Botswana elephant culling endangers tourism revenue

CAPE TOWN — While culling elephants is a no-brainer conservation-wise with almost no experts siding with animal rights activists, the public relations fall-out could severely damage Botswana’s lucrative tourism industry. Here Tony Weaver, a journalist who’s criss-crossed Sub-Saharan Africa on numerous wildlife adventures, building up a virtually unrivalled knowledge and contacts bank, opines on Botswana’s incipient lifting of its ban on elephant hunting. With little time for the emotive and influential animal rights folk, Weaver unpacks the recommendations of a cabinet sub-committee that controversially includes closing some migratory routes and proposes a legal framework for growing the safari hunting industry. It’s an interesting conundrum Botswana politician’s face; manage the elephant population and protect all species, or follow the populist, activist route to protect their tourism industry. Something’s going to have to give somewhere. Jealously fencing in migrating populations in defiance of the very raison d’être of trans-frontier parks is conservation-unfriendly, with huge formerly-unintended consequences. MP’s it seems, are motivated less by rational outcomes based on known data than by whatever political advantage the moment presents.The article was first published by Die Burger. – Chris Bateman

By Tony Weaver*

It is now inevitable that Botswana will lift its ban on elephant hunting, a ban imposed by former president, Ian Khama, in 2014. That is the main recommendation made last Thursday to President Mokgweetsi Masisi by a cabinet sub-committee.

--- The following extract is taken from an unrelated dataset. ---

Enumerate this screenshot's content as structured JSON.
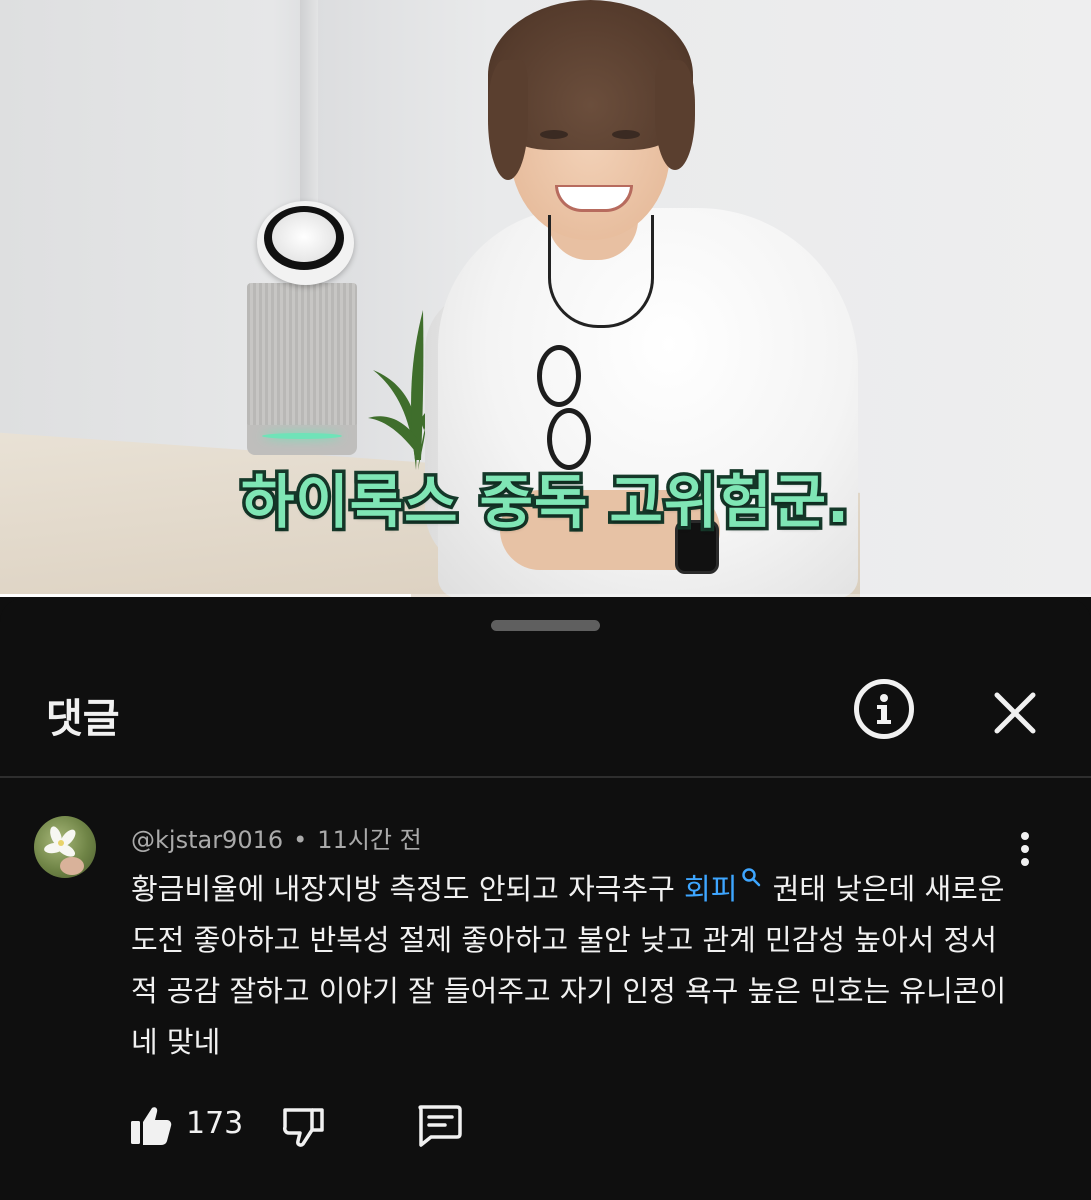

Equally inevitably, there have been howls of outrage from anti-hunting animal rights activist organisations. This was expected. Their philosophy is to oppose hunting in all its forms, regardless of what wildlife professionals have to say.

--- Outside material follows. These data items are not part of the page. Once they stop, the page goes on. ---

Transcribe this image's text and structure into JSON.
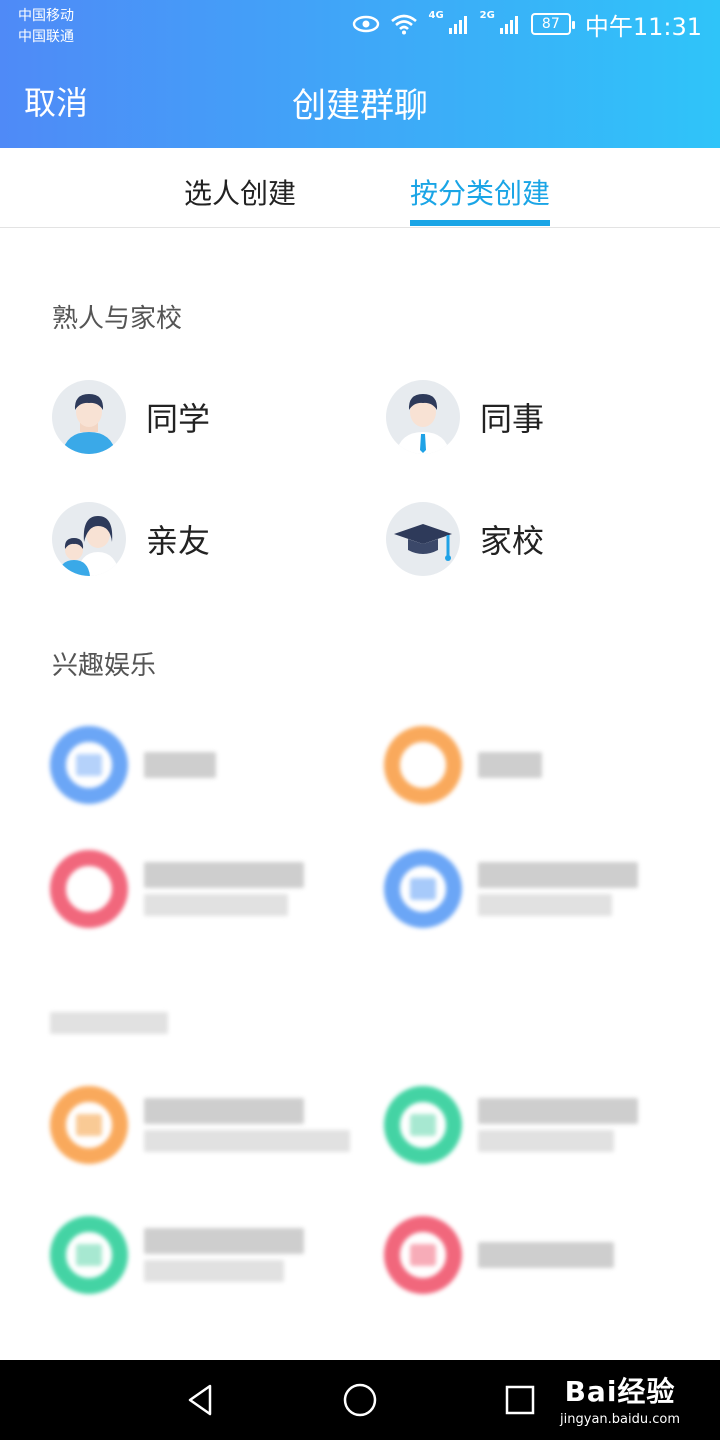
{
  "status_bar": {
    "carrier1": "中国移动",
    "carrier2": "中国联通",
    "net1": "4G",
    "net2": "2G",
    "battery": "87",
    "time": "中午11:31"
  },
  "nav": {
    "cancel": "取消",
    "title": "创建群聊"
  },
  "tabs": [
    {
      "label": "选人创建",
      "active": false
    },
    {
      "label": "按分类创建",
      "active": true
    }
  ],
  "sections": {
    "acquaintances": {
      "title": "熟人与家校",
      "items": [
        {
          "label": "同学",
          "icon": "student-avatar-icon"
        },
        {
          "label": "同事",
          "icon": "colleague-avatar-icon"
        },
        {
          "label": "亲友",
          "icon": "family-avatar-icon"
        },
        {
          "label": "家校",
          "icon": "graduation-cap-icon"
        }
      ]
    },
    "interest": {
      "title": "兴趣娱乐"
    }
  },
  "colors": {
    "accent": "#1aa5e6",
    "header_left": "#4f8af7",
    "header_right": "#2fc4f9",
    "blue_ring": "#5b9cf5",
    "orange_ring": "#f9a04a",
    "red_ring": "#f0566e",
    "green_ring": "#2fcf9a"
  },
  "watermark": {
    "main": "Bai经验",
    "sub": "jingyan.baidu.com"
  }
}
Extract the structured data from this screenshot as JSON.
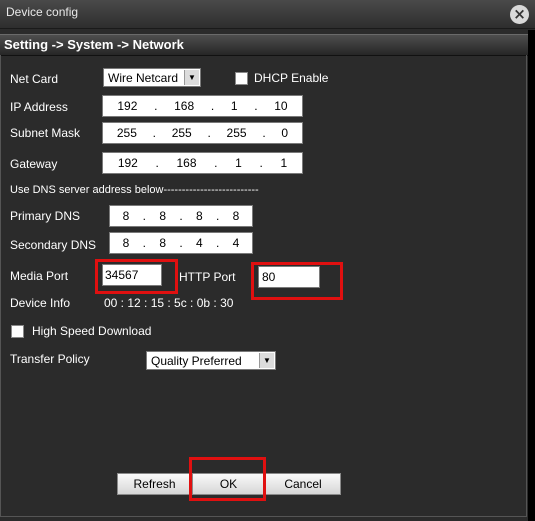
{
  "window": {
    "title": "Device config",
    "close_icon": "close-icon"
  },
  "breadcrumb": "Setting -> System -> Network",
  "net_card": {
    "label": "Net Card",
    "value": "Wire Netcard"
  },
  "dhcp": {
    "label": "DHCP Enable",
    "checked": false
  },
  "ip_address": {
    "label": "IP Address",
    "octets": [
      "192",
      "168",
      "1",
      "10"
    ]
  },
  "subnet_mask": {
    "label": "Subnet Mask",
    "octets": [
      "255",
      "255",
      "255",
      "0"
    ]
  },
  "gateway": {
    "label": "Gateway",
    "octets": [
      "192",
      "168",
      "1",
      "1"
    ]
  },
  "dns_heading": "Use DNS server address below--------------------------",
  "primary_dns": {
    "label": "Primary DNS",
    "octets": [
      "8",
      "8",
      "8",
      "8"
    ]
  },
  "secondary_dns": {
    "label": "Secondary DNS",
    "octets": [
      "8",
      "8",
      "4",
      "4"
    ]
  },
  "media_port": {
    "label": "Media Port",
    "value": "34567"
  },
  "http_port": {
    "label": "HTTP Port",
    "value": "80"
  },
  "device_info": {
    "label": "Device Info",
    "value": "00 : 12 : 15 : 5c : 0b : 30"
  },
  "high_speed": {
    "label": "High Speed Download",
    "checked": false
  },
  "transfer_policy": {
    "label": "Transfer Policy",
    "value": "Quality Preferred"
  },
  "buttons": {
    "refresh": "Refresh",
    "ok": "OK",
    "cancel": "Cancel"
  },
  "colors": {
    "highlight": "#e01010",
    "background": "#2b2b2b"
  }
}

The truth is you would be hard-pressed to find more than a handful of African wildlife professionals opposed to trophy hunting as a conservation tool. The rapid growth of the human population and the associated destruction of habitat means that compromises over human-wildlife conflict forces wildlife managers to make often unpopular choices – and hunting as a management tool will never be a popular choice.

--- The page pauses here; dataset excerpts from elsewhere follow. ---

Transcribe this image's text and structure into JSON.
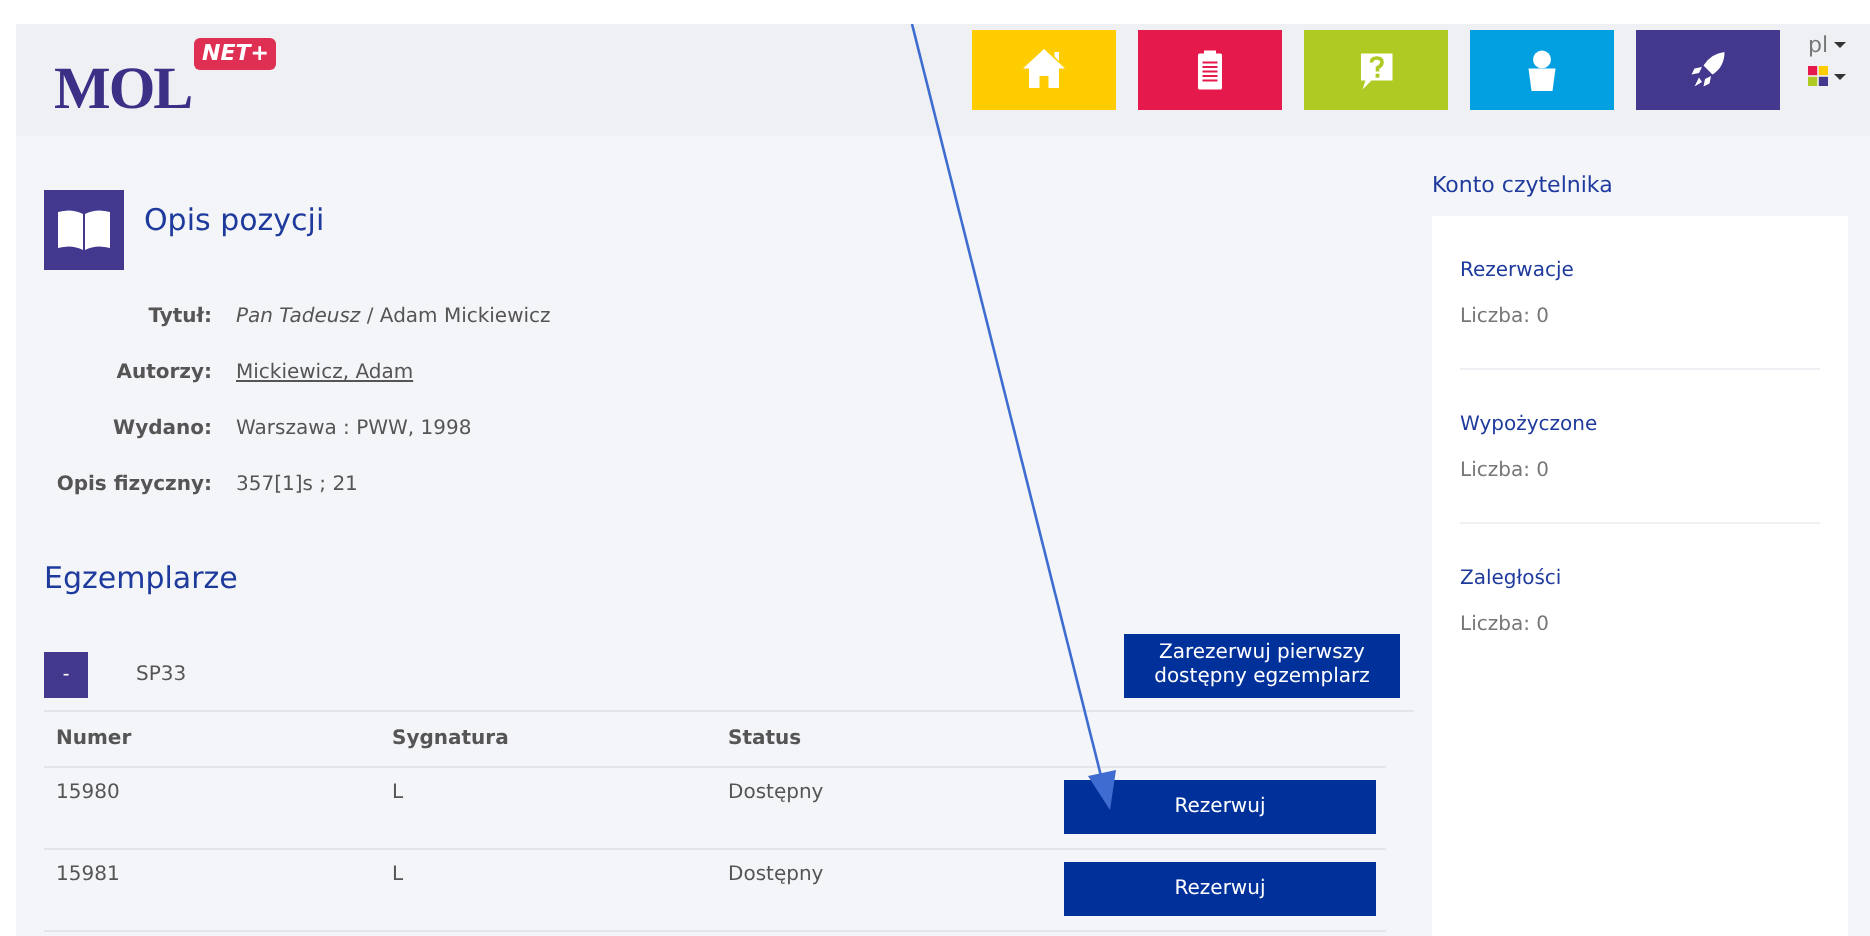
{
  "header": {
    "logo": {
      "text": "MOL",
      "badge": "NET+"
    },
    "nav": [
      {
        "kind": "home",
        "color": "#ffcc00"
      },
      {
        "kind": "clipboard",
        "color": "#e5194b"
      },
      {
        "kind": "help",
        "color": "#afca22"
      },
      {
        "kind": "user",
        "color": "#02a0e0"
      },
      {
        "kind": "rocket",
        "color": "#42398f"
      }
    ],
    "language": "pl"
  },
  "item": {
    "title": "Opis pozycji",
    "fields": [
      {
        "label": "Tytuł:",
        "value": "*Pan Tadeusz* / Adam Mickiewicz",
        "kind": "text"
      },
      {
        "label": "Autorzy:",
        "value": "Mickiewicz, Adam",
        "kind": "link"
      },
      {
        "label": "Wydano:",
        "value": "Warszawa : PWW, 1998",
        "kind": "text"
      },
      {
        "label": "Opis fizyczny:",
        "value": "357[1]s ; 21",
        "kind": "text"
      }
    ]
  },
  "copies": {
    "title": "Egzemplarze",
    "group": {
      "toggle": "-",
      "name": "SP33",
      "reserve_first": "Zarezerwuj pierwszy dostępny egzemplarz"
    },
    "columns": [
      "Numer",
      "Sygnatura",
      "Status"
    ],
    "rows": [
      {
        "number": "15980",
        "signature": "L",
        "status": "Dostępny",
        "action": "Rezerwuj"
      },
      {
        "number": "15981",
        "signature": "L",
        "status": "Dostępny",
        "action": "Rezerwuj"
      }
    ]
  },
  "sidebar": {
    "title": "Konto czytelnika",
    "sections": [
      {
        "title": "Rezerwacje",
        "count": "Liczba: 0"
      },
      {
        "title": "Wypożyczone",
        "count": "Liczba: 0"
      },
      {
        "title": "Zaległości",
        "count": "Liczba: 0"
      }
    ]
  }
}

Read also: Amazing story: Tracking elephants across the Great Limpopo Transfrontier Park

Animal rights activists (mostly in Europe and North America, but with a vociferous lobby in South Africa) will never approve of hunting in any form, even if that means the extinction of Africa’s wildlife as we know it.

As has been eloquently demonstrated in Namibia, Zimbabwe and South Africa, trophy hunting is an invaluable cash and job generator for impoverished rural communities. Why would subsistence farmers oppose hunting when they witness daily the destruction elephants wreak on their crops, and when the hunting of just one elephant brings in meat and scarce cash?

The report made three key findings, namely that the hunting ban be lifted; Botswana should develop a legal framework for the growth of the safari hunting industry; and that Botswana’s elephant population of 130,000 be managed within its historic range.

All very reasonable – but there are three other recommendations in the report that I find very disturbing, and which I believe are fatally flawed, namely that:

“All wildlife migratory routes that are not beneficial to the country’s conservation efforts be closed; the Kgalagadi southwesterly antelope migratory route into South Africa should be closed…; (and) regular but limited elephant culling be introduced (as well as the) establishment of elephant meat canning” including for pet food.

Firstly, cutting off migratory routes spells disaster: the Kuke veterinary fence stretching across Botswana was erected in 1958 to protect Botswana’s beef industry from foot-and-mouth and other diseases carried by wild animals. But as many as 800,000 migratory animals died on the fence, reducing Botswana’s wildebeest population by 90%.

Secondly, why cut antelope migratory routes into South Africa? Presumably this means cutting off the Kaa area of Botswana from the Kgalagadi Transfrontier Park – the entire aim of the park is to ensure cross-border migrations, and elephants almost never venture that far south – just one was spotted there in 2015, the first in 18 years.

And thirdly, culling will be a public relations disaster and spell the death-knell for Botswana’s incredibly lucrative international tourism industry, which contributed $2.07bn to GDP in 2017 and provided 26,000 direct jobs.

Culling would give the international animal rights movement an immensely powerful weapon for boycotting Botswana.

So there is both good, and very bad, in this report. Let’s hope sanity prevails and that the bad gets thrown out and the good retained.